Either that or live with the lag, and that's the whole question here. How many people absolutely need to low latencies, because if they don't the ISP's that are in geo-synchronous orbit are going to slaughter you on costs. For every one of their satellites, you're going to need... scores? hundreds?

I don't know how things are in the US, but in Europe you pretty much have to go underground to escape cell coverage.

I had cellular internet (also p2p wifi at one point) before Starlink, and while they sucked less than high-orbit, they suck more than Starlink.

It is extremely impressive that in a few short years Musk has been able to offer a service... lets say an order of magnitude better than literally any legacy telecom in the world -- these are extremely big companies with all sorts of infrastructure already in place, and he has totally slain them. I do believe that in the next year or two you will be able to connect a phone to his constellation from literally anywhere -- this is also very impressive tech-wise, and it happened super-fast.

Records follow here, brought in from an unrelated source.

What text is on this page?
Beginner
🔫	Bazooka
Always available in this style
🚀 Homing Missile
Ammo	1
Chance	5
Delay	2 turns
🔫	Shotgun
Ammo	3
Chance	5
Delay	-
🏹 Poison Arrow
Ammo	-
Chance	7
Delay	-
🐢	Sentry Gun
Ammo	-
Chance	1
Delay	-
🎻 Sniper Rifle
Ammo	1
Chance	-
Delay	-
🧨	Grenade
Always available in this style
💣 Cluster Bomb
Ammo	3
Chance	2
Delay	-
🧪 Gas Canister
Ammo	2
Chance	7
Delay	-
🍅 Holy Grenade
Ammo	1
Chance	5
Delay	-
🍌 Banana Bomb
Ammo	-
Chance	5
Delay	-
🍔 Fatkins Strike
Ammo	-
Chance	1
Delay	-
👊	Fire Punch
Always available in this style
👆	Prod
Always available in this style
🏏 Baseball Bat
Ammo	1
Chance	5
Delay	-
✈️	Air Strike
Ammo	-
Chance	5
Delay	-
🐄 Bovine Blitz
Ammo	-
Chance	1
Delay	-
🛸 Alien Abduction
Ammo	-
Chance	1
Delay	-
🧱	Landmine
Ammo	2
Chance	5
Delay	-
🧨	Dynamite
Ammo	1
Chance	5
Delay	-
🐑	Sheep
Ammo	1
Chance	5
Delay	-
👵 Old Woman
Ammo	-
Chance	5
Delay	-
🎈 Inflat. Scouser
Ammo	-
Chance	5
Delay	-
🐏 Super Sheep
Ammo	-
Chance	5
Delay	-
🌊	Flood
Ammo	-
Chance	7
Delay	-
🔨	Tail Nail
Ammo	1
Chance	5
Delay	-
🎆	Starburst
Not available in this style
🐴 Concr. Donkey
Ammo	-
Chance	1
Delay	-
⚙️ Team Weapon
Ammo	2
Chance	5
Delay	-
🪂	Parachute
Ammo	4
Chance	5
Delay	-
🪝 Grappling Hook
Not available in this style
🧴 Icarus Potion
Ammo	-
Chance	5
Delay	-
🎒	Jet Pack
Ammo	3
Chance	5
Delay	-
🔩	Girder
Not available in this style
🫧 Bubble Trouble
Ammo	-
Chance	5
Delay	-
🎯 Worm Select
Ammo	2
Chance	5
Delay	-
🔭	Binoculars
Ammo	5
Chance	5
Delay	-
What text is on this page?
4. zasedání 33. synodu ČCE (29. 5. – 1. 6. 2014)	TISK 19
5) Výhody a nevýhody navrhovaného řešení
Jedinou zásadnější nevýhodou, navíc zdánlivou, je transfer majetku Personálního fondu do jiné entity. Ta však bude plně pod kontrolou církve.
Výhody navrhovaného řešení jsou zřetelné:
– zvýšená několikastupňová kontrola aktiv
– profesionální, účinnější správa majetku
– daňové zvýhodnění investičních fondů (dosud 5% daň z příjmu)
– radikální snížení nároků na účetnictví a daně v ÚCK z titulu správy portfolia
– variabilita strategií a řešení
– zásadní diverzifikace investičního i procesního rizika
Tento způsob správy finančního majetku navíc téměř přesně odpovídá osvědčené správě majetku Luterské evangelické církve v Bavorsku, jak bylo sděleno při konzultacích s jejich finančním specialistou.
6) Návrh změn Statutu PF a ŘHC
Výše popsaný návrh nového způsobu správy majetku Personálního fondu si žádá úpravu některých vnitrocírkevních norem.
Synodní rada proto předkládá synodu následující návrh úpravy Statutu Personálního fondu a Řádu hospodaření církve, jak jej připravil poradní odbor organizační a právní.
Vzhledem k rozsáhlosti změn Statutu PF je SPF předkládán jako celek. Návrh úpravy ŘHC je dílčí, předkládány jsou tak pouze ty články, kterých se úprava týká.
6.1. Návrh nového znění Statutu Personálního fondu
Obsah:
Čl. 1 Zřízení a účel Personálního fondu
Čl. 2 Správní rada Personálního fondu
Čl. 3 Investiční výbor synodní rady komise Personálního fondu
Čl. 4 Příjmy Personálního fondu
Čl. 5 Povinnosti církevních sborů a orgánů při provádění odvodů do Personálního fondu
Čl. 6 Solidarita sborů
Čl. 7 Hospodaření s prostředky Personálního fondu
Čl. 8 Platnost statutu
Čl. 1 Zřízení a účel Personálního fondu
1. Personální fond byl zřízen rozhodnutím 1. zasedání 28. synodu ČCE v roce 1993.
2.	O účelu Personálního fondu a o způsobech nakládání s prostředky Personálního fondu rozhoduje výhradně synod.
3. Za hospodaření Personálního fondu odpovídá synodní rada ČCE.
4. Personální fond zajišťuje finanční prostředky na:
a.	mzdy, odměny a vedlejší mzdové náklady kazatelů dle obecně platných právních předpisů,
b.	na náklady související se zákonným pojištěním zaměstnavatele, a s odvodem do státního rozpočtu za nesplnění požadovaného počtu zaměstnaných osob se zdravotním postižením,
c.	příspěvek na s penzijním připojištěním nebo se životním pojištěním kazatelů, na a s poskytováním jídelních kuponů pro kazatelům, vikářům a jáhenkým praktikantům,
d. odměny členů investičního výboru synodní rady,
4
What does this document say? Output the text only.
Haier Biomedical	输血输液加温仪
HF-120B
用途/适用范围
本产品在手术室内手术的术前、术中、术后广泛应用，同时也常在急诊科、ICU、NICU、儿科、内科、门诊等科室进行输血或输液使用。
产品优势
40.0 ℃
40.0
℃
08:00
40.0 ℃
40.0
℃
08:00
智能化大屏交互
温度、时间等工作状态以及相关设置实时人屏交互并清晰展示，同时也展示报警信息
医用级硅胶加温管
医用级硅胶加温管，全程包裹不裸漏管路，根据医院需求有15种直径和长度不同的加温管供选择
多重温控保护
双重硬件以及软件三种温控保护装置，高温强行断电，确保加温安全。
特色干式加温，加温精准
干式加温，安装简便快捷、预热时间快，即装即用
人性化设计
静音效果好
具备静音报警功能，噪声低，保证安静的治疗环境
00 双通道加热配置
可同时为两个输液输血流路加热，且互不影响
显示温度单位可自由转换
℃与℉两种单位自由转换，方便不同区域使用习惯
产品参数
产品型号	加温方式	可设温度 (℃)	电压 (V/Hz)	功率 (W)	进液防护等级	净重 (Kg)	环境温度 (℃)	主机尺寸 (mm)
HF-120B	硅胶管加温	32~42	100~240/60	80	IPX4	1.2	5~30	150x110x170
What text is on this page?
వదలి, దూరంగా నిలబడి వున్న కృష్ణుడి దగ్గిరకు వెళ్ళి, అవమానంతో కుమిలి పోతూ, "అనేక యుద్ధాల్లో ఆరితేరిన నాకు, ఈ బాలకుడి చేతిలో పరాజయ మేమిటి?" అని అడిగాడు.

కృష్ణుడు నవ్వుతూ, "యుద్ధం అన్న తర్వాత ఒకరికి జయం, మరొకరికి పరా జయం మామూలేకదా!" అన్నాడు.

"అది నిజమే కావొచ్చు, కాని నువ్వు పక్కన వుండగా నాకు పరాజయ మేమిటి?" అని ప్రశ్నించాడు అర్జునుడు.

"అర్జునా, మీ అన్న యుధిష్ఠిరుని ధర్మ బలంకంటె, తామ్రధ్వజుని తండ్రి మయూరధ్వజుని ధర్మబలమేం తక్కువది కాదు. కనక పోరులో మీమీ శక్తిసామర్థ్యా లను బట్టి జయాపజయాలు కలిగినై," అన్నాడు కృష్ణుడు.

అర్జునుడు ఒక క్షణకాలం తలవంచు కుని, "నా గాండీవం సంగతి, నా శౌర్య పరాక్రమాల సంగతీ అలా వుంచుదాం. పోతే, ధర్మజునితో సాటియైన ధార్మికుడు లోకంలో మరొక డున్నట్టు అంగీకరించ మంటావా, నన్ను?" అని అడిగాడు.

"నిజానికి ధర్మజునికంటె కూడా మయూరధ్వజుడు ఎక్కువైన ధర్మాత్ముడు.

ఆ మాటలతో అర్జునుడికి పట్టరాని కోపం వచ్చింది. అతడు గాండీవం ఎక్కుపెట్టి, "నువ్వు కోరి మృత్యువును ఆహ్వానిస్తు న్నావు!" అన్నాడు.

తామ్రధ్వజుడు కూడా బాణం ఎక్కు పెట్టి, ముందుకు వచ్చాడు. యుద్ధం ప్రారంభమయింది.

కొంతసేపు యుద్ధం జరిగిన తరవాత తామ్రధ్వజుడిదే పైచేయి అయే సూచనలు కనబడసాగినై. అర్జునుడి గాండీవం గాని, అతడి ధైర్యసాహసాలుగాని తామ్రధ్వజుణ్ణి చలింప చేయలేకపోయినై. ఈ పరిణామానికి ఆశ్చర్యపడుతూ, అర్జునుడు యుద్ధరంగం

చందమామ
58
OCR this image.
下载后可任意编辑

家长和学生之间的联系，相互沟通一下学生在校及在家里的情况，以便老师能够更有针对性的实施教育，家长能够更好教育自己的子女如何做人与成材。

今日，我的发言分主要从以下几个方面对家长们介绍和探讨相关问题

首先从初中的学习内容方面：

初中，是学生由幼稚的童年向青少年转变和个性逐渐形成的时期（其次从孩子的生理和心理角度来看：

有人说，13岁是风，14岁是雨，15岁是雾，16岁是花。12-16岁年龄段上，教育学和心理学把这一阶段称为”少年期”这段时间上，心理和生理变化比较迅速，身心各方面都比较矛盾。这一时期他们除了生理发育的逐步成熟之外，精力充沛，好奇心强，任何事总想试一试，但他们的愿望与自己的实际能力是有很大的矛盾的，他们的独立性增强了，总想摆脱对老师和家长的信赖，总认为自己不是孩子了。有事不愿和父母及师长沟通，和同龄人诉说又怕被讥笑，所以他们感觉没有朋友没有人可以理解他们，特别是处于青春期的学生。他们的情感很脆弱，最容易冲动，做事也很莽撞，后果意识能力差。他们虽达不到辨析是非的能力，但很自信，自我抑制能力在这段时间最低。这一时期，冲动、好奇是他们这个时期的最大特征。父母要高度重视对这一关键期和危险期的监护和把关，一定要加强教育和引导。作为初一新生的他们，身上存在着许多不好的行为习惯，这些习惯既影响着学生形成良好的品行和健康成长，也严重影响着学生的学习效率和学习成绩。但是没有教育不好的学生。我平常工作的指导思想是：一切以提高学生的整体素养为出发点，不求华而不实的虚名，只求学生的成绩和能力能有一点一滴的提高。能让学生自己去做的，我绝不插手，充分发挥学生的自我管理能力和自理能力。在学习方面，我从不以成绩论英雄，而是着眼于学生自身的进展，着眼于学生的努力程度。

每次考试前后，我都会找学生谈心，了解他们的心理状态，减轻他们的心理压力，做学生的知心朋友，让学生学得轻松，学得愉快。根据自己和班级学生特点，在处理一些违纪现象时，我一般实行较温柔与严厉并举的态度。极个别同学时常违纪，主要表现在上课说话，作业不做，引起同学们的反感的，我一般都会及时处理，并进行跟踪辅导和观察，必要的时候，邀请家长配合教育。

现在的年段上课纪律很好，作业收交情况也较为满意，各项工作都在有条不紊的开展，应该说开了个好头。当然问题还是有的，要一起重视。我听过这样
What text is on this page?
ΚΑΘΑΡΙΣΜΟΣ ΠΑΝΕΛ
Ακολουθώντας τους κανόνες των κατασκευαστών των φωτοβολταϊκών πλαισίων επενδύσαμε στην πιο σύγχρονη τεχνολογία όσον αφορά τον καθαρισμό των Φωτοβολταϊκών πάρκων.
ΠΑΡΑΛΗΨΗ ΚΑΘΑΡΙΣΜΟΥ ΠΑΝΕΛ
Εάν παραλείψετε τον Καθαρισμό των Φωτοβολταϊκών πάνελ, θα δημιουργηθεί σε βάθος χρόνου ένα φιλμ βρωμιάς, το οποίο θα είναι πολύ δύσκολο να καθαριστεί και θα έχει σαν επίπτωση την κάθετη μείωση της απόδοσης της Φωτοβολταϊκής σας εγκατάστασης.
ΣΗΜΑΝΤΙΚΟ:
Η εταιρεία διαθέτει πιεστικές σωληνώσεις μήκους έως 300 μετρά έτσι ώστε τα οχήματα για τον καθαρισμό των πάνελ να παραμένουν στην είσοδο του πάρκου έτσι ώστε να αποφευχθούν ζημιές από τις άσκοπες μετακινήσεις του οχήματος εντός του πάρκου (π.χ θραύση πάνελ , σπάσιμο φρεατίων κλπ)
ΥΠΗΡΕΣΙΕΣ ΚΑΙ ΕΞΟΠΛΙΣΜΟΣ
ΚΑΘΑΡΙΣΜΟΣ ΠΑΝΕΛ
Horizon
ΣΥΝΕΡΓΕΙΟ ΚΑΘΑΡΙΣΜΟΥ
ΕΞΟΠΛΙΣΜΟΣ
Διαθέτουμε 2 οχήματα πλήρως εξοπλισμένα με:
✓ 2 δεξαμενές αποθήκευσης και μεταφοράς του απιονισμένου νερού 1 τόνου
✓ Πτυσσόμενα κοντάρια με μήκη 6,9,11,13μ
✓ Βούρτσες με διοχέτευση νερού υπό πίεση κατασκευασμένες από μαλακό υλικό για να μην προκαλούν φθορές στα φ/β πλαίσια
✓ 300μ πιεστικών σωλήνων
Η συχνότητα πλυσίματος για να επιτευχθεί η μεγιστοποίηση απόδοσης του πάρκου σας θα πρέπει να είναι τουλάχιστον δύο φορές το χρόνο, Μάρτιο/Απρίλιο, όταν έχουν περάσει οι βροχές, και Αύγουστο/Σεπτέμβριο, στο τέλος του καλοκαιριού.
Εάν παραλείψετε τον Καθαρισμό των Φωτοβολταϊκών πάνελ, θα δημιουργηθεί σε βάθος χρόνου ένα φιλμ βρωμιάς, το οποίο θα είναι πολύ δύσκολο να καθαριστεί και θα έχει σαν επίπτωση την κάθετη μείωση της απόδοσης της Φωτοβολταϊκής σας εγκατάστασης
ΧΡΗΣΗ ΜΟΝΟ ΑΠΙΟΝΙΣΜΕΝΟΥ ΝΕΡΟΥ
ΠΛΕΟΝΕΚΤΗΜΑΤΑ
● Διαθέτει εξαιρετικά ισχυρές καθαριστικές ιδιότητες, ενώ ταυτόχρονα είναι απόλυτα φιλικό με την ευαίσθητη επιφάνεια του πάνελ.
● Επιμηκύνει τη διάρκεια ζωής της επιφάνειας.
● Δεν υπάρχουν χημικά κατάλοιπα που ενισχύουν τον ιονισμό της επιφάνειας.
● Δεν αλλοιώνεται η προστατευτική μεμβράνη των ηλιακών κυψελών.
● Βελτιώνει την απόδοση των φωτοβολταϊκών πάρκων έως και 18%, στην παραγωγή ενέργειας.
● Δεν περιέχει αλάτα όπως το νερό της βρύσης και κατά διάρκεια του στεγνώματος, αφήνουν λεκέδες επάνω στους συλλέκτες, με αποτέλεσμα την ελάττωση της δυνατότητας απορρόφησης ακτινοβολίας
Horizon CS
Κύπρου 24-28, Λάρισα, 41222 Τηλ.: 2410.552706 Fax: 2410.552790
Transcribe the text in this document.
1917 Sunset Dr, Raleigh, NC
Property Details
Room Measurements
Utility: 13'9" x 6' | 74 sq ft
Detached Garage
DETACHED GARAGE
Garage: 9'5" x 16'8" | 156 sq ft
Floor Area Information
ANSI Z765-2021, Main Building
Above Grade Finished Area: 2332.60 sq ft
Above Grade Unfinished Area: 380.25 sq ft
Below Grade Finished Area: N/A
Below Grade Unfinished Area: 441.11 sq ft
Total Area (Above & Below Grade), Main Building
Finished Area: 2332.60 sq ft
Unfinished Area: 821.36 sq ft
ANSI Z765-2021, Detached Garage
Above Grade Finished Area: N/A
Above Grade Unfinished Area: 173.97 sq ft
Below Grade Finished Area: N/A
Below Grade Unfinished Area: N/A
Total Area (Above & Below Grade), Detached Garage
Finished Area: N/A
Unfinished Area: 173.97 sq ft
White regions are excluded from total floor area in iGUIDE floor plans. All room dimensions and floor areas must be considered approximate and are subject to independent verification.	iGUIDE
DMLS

How many people absolutely need to low latencies

It's not about need, it's about want, and even when it is about need HughesNet can't meet the need and paying $100 a month for Starlink sounds a hell of a lot better than your suggestion of... buying a different house in a less rural location?

I don't know how things are in the US

Clearly. Look up population density for the US compared to most European countries and you'll understand, maybe. You also might understand (one of the many reasons) why public transit in the US is so much more difficult.